1. Download and install the latest version of Python for your OS from [here](https://www.python.org/downloads/). We shall be using Python 3.8 and above.

2. You will be needing [AWS CLI version 2](https://docs.aws.amazon.com/cli/latest/userguide/cli-chap-install.html) as well. If you already have AWS CLI, please upgrade to a minimum version of 2.0.5 follwing the instructions on the link above.

## Instructions

This code depends on a bunch of libraries (not included in this distribution) which you will have to install yourself.  The code comes with a SAM template, which you can use to deploy the entire solution.

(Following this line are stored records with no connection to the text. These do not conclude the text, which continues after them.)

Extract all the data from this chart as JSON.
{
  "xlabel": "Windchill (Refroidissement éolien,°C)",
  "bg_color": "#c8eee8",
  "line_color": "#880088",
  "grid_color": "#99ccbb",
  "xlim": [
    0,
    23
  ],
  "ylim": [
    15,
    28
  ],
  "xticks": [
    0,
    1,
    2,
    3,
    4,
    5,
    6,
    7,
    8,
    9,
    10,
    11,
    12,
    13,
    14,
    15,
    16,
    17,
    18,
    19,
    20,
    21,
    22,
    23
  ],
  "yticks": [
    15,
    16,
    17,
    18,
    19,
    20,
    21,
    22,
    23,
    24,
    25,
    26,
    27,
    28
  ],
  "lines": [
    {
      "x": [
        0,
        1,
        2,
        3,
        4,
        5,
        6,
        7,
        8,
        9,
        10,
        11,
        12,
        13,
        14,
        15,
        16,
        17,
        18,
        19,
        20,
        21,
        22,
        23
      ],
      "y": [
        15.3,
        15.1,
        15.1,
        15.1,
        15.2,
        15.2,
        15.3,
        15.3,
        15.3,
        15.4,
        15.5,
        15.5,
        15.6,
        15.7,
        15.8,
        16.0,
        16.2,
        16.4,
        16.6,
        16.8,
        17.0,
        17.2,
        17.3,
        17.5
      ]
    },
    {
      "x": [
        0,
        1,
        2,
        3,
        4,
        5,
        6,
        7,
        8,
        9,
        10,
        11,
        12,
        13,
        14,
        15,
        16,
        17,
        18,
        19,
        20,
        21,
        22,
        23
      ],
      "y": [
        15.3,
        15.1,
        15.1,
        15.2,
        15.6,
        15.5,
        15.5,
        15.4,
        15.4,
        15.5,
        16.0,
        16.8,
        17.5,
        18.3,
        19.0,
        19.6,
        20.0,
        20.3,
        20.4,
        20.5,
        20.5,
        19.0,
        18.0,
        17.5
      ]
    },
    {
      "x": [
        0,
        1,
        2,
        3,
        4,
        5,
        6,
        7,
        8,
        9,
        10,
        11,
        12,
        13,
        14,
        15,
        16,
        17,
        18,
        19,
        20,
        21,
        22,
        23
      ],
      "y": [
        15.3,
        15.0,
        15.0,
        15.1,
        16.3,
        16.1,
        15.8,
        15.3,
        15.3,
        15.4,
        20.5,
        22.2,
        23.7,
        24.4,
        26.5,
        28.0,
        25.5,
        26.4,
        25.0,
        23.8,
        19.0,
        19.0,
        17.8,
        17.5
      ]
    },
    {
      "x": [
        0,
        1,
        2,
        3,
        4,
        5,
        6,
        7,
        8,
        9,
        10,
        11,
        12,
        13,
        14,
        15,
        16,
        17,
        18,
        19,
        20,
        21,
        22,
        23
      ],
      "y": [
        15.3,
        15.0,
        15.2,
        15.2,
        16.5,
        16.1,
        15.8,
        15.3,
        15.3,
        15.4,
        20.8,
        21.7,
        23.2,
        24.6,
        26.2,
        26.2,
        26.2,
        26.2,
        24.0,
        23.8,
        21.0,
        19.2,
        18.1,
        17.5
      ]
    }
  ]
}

1. Download the contents of this repository on your local machine (say: project-directory)
2. The solution is implemented in python, so make sure you have a working python environment on your local machine.
3. Open a command prompt, navigate to the project directory. Navigate to the /code/lib sub directory and install the following libraries: 
    1. ```bash
        pip install requests_aws4auth --target .
        ```

4. Create a S3 bucket for deployment (note: use the same region throughout the following steps, I have used us-east-1, you can replace it with the region of your choice. Refer to the [region table](https://aws.amazon.com/about-aws/global-infrastructure/regional-product-services/) for service availability.)
    1. ```bash
        aws s3 mb s3://avai-cf-2020-us-east-1 --region us-east-1
        ```

5. Navigate to the /code/source sub directory. Package the contents and prepare deployment package using the following command
    1. ```bash
        aws cloudformation package --template-file CF_Template.yaml --output-template-file CF_Template_output.yaml --s3-bucket avai-cf-2020-us-east-1 --region us-east-1
        ```
6. The SAM template will also create a lambda function which will poll the Veeva domain at regular intervals. Replace the placeholders in the below command with username, password and dbname, and deploy the package:
    1. ```bash 

        aws cloudformation deploy  --template-file CF_Template_output.yaml --capabilities CAPABILITY_IAM  --region us-east-1 --parameter-overrides VeevaDomainNameParameter=demodomainname VeevaDomainUserNameParameter=username VeevaDomainPasswordParameter=password --stack-name AVAI-Demo
        ```
7. If you want to make changes to the Lambda functions, you can do so on your local machine and redeploy them using the steps 5 through 6 above. The package and deploy commands take care of zipping up the new Lambda files (along with the dependencies) and uploading them to AWS for execution.

## Further Reading:
1. Blogpost: [Analyzing and tagging assets stored in Veeva Vault PromoMats using Amazon AI services](https://aws.amazon.com/blogs/machine-learning/analyzing-and-tagging-assets-stored-in-veeva-vault-promomats-using-amazon-ai-services/)

## License

This library is licensed under the Apache 2.0 License.